You fail Lenny, it accuses, dark and spiteful. His heart stops. He's good and you're not, he's strong and you're weak; you fail him.

"Shut up!" Mott roars, hacking wildly at Zekrom with his shell. Zekrom evades it, red eyes boring into him as he tries again, and again, and again. "Shut up, shut up, shut up!"

With a powerful rush of its wings, Zekrom takes to the air and looms above him. Casting a menacing shadow over him, Zekrom convulses with a sudden surge of crackling bolts. The sound of lightning snapping in the air makes his skull rattle.
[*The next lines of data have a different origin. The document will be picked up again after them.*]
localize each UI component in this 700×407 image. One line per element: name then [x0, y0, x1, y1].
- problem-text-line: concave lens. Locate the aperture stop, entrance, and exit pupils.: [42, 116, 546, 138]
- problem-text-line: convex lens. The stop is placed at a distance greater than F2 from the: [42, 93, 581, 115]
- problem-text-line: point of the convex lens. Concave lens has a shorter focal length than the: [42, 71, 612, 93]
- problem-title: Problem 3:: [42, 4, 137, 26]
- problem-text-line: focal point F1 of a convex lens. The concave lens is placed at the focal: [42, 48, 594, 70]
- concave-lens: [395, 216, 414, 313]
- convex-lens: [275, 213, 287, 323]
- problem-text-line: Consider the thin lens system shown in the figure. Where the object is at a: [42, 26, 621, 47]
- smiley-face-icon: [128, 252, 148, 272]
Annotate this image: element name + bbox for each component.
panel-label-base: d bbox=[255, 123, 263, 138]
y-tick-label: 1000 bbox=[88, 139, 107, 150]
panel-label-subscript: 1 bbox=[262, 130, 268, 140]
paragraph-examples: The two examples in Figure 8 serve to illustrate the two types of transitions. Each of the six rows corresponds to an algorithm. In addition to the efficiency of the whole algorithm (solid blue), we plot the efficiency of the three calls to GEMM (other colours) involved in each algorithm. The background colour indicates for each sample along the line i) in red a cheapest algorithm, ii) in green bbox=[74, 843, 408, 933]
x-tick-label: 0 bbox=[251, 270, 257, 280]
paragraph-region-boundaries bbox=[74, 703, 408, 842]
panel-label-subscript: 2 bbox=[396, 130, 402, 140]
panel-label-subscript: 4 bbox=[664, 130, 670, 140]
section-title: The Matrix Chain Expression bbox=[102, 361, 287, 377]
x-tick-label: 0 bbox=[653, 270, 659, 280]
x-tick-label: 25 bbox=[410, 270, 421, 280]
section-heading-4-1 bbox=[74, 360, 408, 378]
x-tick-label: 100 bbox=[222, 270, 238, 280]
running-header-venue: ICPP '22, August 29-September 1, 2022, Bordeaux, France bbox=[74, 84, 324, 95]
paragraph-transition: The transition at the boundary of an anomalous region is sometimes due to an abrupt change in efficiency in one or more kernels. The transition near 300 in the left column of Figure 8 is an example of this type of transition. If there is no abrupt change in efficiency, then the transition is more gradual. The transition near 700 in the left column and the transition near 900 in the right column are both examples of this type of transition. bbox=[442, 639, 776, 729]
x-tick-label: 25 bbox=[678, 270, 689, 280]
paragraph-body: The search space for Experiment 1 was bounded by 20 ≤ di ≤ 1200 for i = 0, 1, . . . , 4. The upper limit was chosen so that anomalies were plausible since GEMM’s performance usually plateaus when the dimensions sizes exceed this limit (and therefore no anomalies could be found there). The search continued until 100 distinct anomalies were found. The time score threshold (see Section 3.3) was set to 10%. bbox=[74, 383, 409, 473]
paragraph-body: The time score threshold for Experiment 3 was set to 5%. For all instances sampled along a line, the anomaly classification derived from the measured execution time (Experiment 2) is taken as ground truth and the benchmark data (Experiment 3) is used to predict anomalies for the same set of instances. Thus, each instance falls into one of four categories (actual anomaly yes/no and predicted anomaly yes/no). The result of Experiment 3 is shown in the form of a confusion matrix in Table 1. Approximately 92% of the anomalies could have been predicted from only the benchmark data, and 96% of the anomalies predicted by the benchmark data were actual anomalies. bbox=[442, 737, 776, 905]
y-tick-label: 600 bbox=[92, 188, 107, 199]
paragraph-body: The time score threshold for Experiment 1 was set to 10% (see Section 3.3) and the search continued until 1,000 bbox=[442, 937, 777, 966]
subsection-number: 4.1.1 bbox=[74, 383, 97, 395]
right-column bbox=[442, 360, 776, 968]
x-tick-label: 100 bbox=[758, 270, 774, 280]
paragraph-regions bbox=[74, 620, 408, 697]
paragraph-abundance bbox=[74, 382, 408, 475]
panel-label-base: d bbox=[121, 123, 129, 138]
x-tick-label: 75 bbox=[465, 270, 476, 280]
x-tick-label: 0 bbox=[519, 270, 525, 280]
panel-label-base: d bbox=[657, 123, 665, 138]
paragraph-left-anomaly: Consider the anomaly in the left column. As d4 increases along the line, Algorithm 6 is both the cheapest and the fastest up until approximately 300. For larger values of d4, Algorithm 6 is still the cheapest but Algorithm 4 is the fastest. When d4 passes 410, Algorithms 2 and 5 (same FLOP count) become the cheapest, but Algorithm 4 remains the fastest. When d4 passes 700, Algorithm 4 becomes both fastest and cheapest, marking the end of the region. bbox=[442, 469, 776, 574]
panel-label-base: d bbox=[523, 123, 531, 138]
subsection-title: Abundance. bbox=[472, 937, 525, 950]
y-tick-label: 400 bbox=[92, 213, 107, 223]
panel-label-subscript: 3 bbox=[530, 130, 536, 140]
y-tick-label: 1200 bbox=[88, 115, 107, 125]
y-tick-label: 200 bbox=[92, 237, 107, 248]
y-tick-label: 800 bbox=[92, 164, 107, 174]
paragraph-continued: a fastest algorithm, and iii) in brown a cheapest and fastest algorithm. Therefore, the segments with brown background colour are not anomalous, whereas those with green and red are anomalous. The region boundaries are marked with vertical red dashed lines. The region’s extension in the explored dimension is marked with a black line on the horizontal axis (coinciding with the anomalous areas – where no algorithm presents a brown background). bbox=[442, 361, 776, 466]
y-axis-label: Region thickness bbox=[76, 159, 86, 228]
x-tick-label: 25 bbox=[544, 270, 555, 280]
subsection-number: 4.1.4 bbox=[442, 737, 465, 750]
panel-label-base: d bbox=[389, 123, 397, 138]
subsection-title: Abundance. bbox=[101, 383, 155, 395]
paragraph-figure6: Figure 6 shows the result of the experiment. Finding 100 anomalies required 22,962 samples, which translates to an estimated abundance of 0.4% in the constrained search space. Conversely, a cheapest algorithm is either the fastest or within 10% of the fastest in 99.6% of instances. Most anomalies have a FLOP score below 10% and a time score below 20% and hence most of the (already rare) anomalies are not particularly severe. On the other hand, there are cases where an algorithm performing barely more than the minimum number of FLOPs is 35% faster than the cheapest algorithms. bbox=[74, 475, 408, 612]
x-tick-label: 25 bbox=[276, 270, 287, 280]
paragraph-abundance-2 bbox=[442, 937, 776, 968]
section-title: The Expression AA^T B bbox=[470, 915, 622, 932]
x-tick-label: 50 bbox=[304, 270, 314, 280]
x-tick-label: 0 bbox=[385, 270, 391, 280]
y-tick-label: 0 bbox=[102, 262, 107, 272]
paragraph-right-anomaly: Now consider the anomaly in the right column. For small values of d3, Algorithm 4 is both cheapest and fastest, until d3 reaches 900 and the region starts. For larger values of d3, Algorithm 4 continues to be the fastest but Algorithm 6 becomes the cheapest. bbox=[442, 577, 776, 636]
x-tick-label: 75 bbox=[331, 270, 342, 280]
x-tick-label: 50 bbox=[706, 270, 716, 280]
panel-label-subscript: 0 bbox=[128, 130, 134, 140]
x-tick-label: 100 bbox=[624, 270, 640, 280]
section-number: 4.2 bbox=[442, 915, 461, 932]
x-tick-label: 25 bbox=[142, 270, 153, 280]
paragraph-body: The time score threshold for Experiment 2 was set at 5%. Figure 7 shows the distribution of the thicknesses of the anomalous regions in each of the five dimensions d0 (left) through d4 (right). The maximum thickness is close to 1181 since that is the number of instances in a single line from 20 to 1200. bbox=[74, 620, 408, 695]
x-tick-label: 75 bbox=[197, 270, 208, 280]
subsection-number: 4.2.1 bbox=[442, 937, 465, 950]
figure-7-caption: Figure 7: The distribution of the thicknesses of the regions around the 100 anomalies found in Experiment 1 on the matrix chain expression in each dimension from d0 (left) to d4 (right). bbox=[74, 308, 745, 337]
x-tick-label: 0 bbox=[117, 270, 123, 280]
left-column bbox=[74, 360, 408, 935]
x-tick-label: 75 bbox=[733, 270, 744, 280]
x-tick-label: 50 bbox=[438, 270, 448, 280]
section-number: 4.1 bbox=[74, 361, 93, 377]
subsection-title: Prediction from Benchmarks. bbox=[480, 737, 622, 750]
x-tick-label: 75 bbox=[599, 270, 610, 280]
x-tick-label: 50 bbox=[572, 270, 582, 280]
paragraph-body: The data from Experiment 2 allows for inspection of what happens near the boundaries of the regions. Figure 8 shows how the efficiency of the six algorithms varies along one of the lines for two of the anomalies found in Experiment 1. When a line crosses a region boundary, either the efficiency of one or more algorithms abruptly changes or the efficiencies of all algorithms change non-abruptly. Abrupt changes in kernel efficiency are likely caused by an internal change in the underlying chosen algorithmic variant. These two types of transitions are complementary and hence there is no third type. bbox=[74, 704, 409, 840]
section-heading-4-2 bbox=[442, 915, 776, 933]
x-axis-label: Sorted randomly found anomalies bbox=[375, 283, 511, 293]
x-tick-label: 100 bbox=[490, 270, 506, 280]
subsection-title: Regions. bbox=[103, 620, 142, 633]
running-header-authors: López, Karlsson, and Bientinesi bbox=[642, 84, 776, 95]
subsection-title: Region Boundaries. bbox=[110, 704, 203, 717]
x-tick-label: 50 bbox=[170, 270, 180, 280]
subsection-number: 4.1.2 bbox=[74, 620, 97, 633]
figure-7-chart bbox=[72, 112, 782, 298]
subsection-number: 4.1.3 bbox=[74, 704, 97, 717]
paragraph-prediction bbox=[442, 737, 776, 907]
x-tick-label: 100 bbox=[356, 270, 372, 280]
Mott crumples to the floor, gritting his teeth in anguish.

Zekrom attacks with a lethal burst of electricity, shooting it straight for Mott. This strike is different from all the others so far. Mott can feel it thrumming in his bones without even touching it, and he knows—he won't make it back from this one. The lightning is blinding, so bright it burns into the darkest corners of the room. It burns, it surges with power and energy, and it's going to kill him.

He's a water-type, fighting a legendary, electric dragon. This was bound to happen sooner or later. This was his destiny.

Don't pretend this could've ended any other way.

The lightning burns into his eyes as it draws closer. Death by electrocution: how will it feel?

You were born to fail.

Mott closes his eyes, and accepts the inevitable.

"Mott, no!"

His eyes open against better judgement, his heart stirs. "Lenny?" He utters.

The blast of electricity still hurtles toward him. But in a flash, the silhouette of a thin bug-type stands in the way.

For a moment, time slows down. Mott remembers the first time he met Lenny. The first conversation they had. The dusty, cramped little room Lenny took care of him in. And he remembers something specific Lenny said to him, about Zekrom.

"One blast of lightning from that guy and I'd probably go up in flames!"

His heart lurches in his chest.

"No, Lenny, don't—!"

The deafening sound of lightning striking its target explodes in his ears. But he doesn't hear it. All he hears is the crackling of a new fire, somehow louder than the rest.

Standing before him, engulfed with flames, holding himself like it's the only thing keeping his body from crumbling to ash, is Lenny.

Lenny screams.

Out of every horrible thing Mott has experienced this past month, this is the one that will haunt him forever.

His body already aches with the lack of water churning inside him, but he forces himself to lose even more. Dousing Lenny with whatever pathetic drops he can muster, he feverishly puts out the fire. Too late. Lenny is blackened with soot, singed and smoldering, his entire body limp and weak and terrifyingly unresponsive.

Mott races over, his legs failing him halfway. He hits the ground, the air is knocked out of his lungs, but he doesn't stop. Like a pitiful worm, he drags himself over to Lenny's charred figure. The stench of burning flesh nearly makes him gag.

Zekrom gazes down at the scene with glossy, impassive eyes. It must decide that they aren't worth his time anymore, because it turns away from them and begins tearing down the library, destroying books and diagrams and every hope of defeating it.

Mott doesn't care. Destroy it, destroy everything, destroy the world—he's already lost.

"Lenny," Mott sobs, clawing himself to his fallen teammate. Gingerly, like he might break into pieces, Mott scoops Lenny into his arms. "Lenny, Lenny, please wake up; Lenny please—"

Lenny doesn't stir. Mott's not even sure he's breathing. His body feels so thin, so small, so weak. How did Mott let this happen? How did he—how could he—?

Failure.

Mott drops his head onto Lenny's motionless chest, weeping as Zekrom tears apart the library.